Die EU-Staaten haben sich am Wochenende auf einen Kompromiss zur Urheberrechtsreform geeinigt. Zuletzt hatte es noch Unstimmigkeiten zwischen Frankreich und Deutschland gegeben. Beim umstrittenen Artikel 13, der Uploadfilter für Plattformen wie Youtube vorsieht, wollte Deutschland Startups und Kleinunternehmen von der Pflicht ausnehmen, hochgeladene Inhalte auf Urheberrechtsverletzungen zu untersuchen.
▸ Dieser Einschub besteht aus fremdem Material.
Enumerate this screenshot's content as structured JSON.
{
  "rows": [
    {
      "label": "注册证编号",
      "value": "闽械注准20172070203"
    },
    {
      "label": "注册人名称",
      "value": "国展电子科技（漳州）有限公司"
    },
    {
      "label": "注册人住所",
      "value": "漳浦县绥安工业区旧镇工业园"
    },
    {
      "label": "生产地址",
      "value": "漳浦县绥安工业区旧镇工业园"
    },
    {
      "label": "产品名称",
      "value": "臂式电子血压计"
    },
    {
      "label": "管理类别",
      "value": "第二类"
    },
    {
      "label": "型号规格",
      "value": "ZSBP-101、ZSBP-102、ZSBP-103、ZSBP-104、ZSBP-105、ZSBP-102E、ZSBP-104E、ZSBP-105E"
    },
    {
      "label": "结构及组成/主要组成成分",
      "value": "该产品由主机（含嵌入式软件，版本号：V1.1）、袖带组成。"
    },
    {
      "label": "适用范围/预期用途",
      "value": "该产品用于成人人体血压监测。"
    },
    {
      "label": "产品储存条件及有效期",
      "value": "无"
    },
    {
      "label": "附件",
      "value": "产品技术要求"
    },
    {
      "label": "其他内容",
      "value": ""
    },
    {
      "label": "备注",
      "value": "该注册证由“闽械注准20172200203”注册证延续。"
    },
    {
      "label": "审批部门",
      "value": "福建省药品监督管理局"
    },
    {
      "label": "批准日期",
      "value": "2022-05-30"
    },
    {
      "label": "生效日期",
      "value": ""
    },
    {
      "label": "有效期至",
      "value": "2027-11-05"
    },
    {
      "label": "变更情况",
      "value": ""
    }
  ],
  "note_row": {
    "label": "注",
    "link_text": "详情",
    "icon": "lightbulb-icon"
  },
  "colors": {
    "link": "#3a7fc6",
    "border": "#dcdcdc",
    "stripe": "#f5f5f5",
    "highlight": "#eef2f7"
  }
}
Frankreich lehnte dies ab. Der Kompromiss sieht nun Ausnahmen nur dann vor, wenn Unternehmen jünger als drei Jahre sind, weniger als zehn Millionen Euro Umsatz im Monat machen und weniger als fünf Millionen Nutzer haben. Anfang der Woche sollen nun Verhandlungen mit dem Europaparlament und der EU-Kommission beginnen. spiegel.de und zeit.de

Womöglich doch kein Amazon-Headquarter in New York?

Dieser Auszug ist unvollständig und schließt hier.